Sunday, June 26, 2016

R.I.P. Gentleman Jim

Time marches on and no man or woman on this earth is safe from the figurative steamroller - everyone has their time.  News has been rolling out since late last night/early this morning that former Cubs outfielder/first baseman Jim Hickman became that steamroller's latest claim.

This single from the Timeless Teams set put out by Upper Deck in 2004 represents Mr. Hickman in my CATRC binder:

The lifetime Tennessee native passed away while in hospice care from unspecified causes - he was 78 years old.

Of course, to Cubs fans of a certain age (or those who fanatically study their history), Hickman's should ring a few bells and stir some emotions, possibly good or bad - you see, "Gentleman Jim" was a key contributor on that 1969 Chicago Cubs squad that very nearly broke the most infamous drought in sports history.  In his first year of regular action on the Northside, Hickman posted a .234 batting average with 21 homers in 134 games.

However, before that, Jim had been a member of the very team that broke so many Chicago baseball fans' hearts that fateful season - the Miracle Mets.  His rookie season was also the first campaign for the Flushing, NY club (1962) and he spent the next four seasons suffering as a rover in the outfield and sometimes a corner infielder for the hapless club.  After one terrible season spent with the Dodgers in 1967 (.163  AVG in 114 PA), the Cubs came a-callin' for his services, looking to buy low on his power potential.

In one of then GM John Holland's most beneficial trades, Hickman's services were secured for the low, low cost of outfielder Ted Savage and pitcher Jim Ellis.  Savage spent the rest of his career as a AAAA-type nomad, while Ellis would never see the Big Leagues in LA.  We can definitely mark that trade down as a win.

I swiped that Ellis scan from Ebay - if anyone happens to have that Fritsch OYW issue, I'd sure love to trade ya!

From there, Hickman went on to earn regular playing time in Leo Durocher's clubhouse.  After his productive line in that poorly-ended, 1969 schedule, Hickman went on to post his breakout season in 1970 at the age of 33.  All he did was go out and hit .315 with 32 home runs and 115 RBI as a sudden middle of the order threat, splitting time in the outfield with becoming the nearly-finished Ernie Bank's successor at first base.  For his troubles, he was awarded with an All-Star selection.

Courtesy of the All-Star honor, "Gentleman Jim" became an interesting footnote and spectator to one of the most infamous moments in the seemingly endless history of America's pastime.  You see, it was Jimmy's RBI single in that All-Star contest that drove in Pete Rose... who then promptly drove into Ray Fosse, permanently upsetting the latter's career.

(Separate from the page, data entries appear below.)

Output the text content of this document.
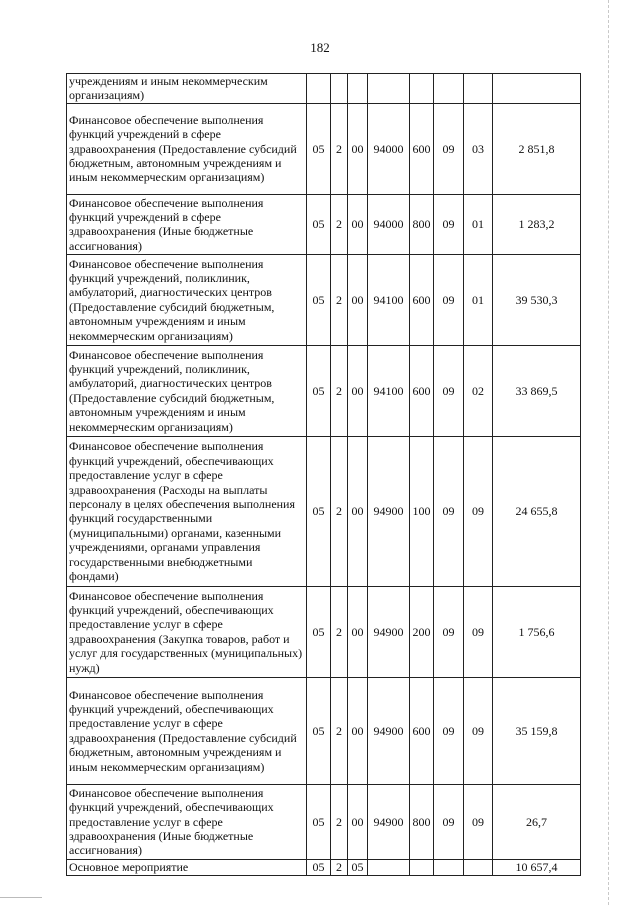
182
учреждениям и иным некоммерческим организациям)								
Финансовое обеспечение выполнения функций учреждений в сфере здравоохранения (Предоставление субсидий бюджетным, автономным учреждениям и иным некоммерческим организациям)	05	2	00	94000	600	09	03	2 851,8
Финансовое обеспечение выполнения функций учреждений в сфере здравоохранения (Иные бюджетные ассигнования)	05	2	00	94000	800	09	01	1 283,2
Финансовое обеспечение выполнения функций учреждений, поликлиник, амбулаторий, диагностических центров (Предоставление субсидий бюджетным, автономным учреждениям и иным некоммерческим организациям)	05	2	00	94100	600	09	01	39 530,3
Финансовое обеспечение выполнения функций учреждений, поликлиник, амбулаторий, диагностических центров (Предоставление субсидий бюджетным, автономным учреждениям и иным некоммерческим организациям)	05	2	00	94100	600	09	02	33 869,5
Финансовое обеспечение выполнения функций учреждений, обеспечивающих предоставление услуг в сфере здравоохранения (Расходы на выплаты персоналу в целях обеспечения выполнения функций государственными (муниципальными) органами, казенными учреждениями, органами управления государственными внебюджетными фондами)	05	2	00	94900	100	09	09	24 655,8
Финансовое обеспечение выполнения функций учреждений, обеспечивающих предоставление услуг в сфере здравоохранения (Закупка товаров, работ и услуг для государственных (муниципальных) нужд)	05	2	00	94900	200	09	09	1 756,6
Финансовое обеспечение выполнения функций учреждений, обеспечивающих предоставление услуг в сфере здравоохранения (Предоставление субсидий бюджетным, автономным учреждениям и иным некоммерческим организациям)	05	2	00	94900	600	09	09	35 159,8
Финансовое обеспечение выполнения функций учреждений, обеспечивающих предоставление услуг в сфере здравоохранения (Иные бюджетные ассигнования)	05	2	00	94900	800	09	09	26,7
Основное мероприятие	05	2	05					10 657,4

After a couple more seasons of above-average production bouncing from all three outfield spot and and the first sack, the front-office started to become frustrated with, each season starting out fast from the gate and fading in the dog days of summer.  As such, the sell-off of the 1969 era Cubs spared no one, including Hickman, who found himself dealt to the Cardinals in March of '74 for beleaguered righty Scipio Spinks.

Unlike the trade that brought him to Chicago, this particular transaction was more of wash.  While Scipio never got his million dollar arm to agree with his ten cent head and failed to throw a pitch in a Cubs uniform, Hickman played just 50 games in St. Louis before calling it a career.

Upon the end of his Major League career, Jim went back to his native Tennessee to spend the rest of his life running the family farm.  Additionally, the former All-Star spent 20 years as the Cincinnati Reds' minor league hitting coordinator.  By all accounts, it seems as though "Gentleman Jim" lived himself a long and happy life - from Major League All-Star to peaceful farmer.

R.I.P. Jim Hickman - enjoy that big, ol' ballpark in the sky.


  1. Sorry to hear the news but great job on the obit.

  2. That Spinks card is one of the "broken border" variations in the 73 set.